What’s next at the eatery that changes its cuisine every four months?

“There's noise coming from Atlas Dining,” says Michael Harden at Gourmet Traveller -- “the sound of an appreciative, if slightly surprised, buzz.”

Atlas Dining “embarks on a fresh culinary journey every four months,” explains Roslyn Grundy at Good Food -- “it's such clever, nuanced and, yes, mature cooking that what might have been dismissed initially as gimmickry has diners scheduling future meals to see how this young upstart handles Mexican and Peruvian food.” The five-course set menu -- “ridiculously good value at $65, by the way” – evolves over a four-month season and changes completely at least three times, notes Larissa Dubecki at Time Out. “It’s an antidote for the bored gourmands of Melbourne as well as the smartest way we’ve seen to draw a repeat crowd,” she comments on Time Out’s best new restaurant of 2017.

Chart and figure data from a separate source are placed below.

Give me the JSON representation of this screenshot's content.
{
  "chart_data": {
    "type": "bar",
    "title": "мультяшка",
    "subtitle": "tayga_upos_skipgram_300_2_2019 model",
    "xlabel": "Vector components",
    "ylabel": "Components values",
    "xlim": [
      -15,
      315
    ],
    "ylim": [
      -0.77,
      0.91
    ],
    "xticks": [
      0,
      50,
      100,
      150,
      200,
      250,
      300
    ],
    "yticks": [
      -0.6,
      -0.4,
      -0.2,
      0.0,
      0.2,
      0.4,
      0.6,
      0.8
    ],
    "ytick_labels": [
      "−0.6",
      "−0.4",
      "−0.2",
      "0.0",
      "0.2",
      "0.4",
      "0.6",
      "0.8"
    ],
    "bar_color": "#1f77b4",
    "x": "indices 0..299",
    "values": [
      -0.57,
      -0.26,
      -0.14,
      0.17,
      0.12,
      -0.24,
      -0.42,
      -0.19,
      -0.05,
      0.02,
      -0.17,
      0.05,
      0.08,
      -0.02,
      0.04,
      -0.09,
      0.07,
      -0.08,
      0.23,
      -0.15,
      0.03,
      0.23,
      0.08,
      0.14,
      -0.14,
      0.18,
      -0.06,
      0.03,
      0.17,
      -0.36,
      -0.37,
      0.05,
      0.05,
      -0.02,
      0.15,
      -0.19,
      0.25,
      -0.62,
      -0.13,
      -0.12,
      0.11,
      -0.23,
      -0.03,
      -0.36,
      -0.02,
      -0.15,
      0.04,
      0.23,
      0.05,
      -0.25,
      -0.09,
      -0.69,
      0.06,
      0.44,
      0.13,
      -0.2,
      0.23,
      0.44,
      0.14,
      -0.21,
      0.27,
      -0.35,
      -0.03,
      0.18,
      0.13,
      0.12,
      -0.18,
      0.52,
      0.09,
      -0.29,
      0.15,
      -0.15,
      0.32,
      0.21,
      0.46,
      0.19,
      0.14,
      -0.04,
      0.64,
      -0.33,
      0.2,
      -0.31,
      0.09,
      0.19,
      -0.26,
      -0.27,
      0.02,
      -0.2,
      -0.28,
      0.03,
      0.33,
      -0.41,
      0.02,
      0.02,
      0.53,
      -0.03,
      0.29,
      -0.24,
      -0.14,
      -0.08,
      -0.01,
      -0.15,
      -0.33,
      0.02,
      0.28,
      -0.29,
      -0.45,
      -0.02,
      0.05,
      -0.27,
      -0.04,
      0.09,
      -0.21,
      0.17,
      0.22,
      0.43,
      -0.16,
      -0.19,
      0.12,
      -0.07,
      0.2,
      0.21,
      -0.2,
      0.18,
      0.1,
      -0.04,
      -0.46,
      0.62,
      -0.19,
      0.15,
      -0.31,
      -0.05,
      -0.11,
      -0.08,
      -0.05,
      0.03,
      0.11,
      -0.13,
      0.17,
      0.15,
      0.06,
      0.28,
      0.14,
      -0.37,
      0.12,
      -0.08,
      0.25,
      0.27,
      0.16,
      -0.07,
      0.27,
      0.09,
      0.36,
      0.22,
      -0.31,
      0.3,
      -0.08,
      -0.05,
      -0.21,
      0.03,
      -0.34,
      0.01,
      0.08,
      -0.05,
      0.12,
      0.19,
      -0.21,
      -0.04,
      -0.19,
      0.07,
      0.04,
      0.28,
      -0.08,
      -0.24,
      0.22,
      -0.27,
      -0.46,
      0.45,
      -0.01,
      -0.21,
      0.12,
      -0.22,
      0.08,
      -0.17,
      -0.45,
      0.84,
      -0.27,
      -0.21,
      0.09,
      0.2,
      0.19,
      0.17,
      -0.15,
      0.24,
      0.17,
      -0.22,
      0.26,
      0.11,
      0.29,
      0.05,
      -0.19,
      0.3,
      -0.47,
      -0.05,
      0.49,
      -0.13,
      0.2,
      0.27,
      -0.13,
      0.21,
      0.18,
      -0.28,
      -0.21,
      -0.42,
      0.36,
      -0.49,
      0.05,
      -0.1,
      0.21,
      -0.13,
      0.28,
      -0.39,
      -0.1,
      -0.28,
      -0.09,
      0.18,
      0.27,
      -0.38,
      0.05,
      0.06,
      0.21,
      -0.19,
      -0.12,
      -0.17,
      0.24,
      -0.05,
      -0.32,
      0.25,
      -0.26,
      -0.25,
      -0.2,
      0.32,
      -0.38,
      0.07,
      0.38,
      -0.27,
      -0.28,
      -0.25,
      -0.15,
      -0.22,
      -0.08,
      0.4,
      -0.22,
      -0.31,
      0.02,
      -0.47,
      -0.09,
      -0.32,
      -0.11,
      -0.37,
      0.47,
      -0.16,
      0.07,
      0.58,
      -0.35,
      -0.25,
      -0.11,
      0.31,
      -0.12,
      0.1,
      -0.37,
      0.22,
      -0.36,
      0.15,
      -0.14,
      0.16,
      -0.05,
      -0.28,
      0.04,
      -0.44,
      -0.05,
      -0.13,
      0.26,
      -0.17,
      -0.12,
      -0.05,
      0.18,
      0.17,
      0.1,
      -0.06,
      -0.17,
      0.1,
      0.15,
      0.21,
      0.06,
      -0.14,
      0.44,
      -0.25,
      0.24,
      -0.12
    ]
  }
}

The restaurant is led by chef Charlie Carrington -- “a precocious talent whose youth belies his experience in kitchens such as Vue de Monde and Sydney's Marque and Firedoor,” writes Grundy. His first trick, recalls Harden, was a modern take on Vietnamese cooking, where Carrington “came armed with a lengthy repertoire of Vietnamese dishes” that included a “superb” chicken liver parfait that was “flavoured with leatherwood honey, dusted with daikon ash and served with house-made spelt sourdough baguette, prettily crosshatched by the char-grill and slightly smoky, the parfait acted as a kind of mission statement” -- a dish that “showed that youthful ambition and tasty, skilfully cooked food don't have to be mutually exclusive.” As Harden notes, the Atlas kitchen is “equipped with a hearth, wood-fired oven and grills, and that char and smoke are a feature in every dish.”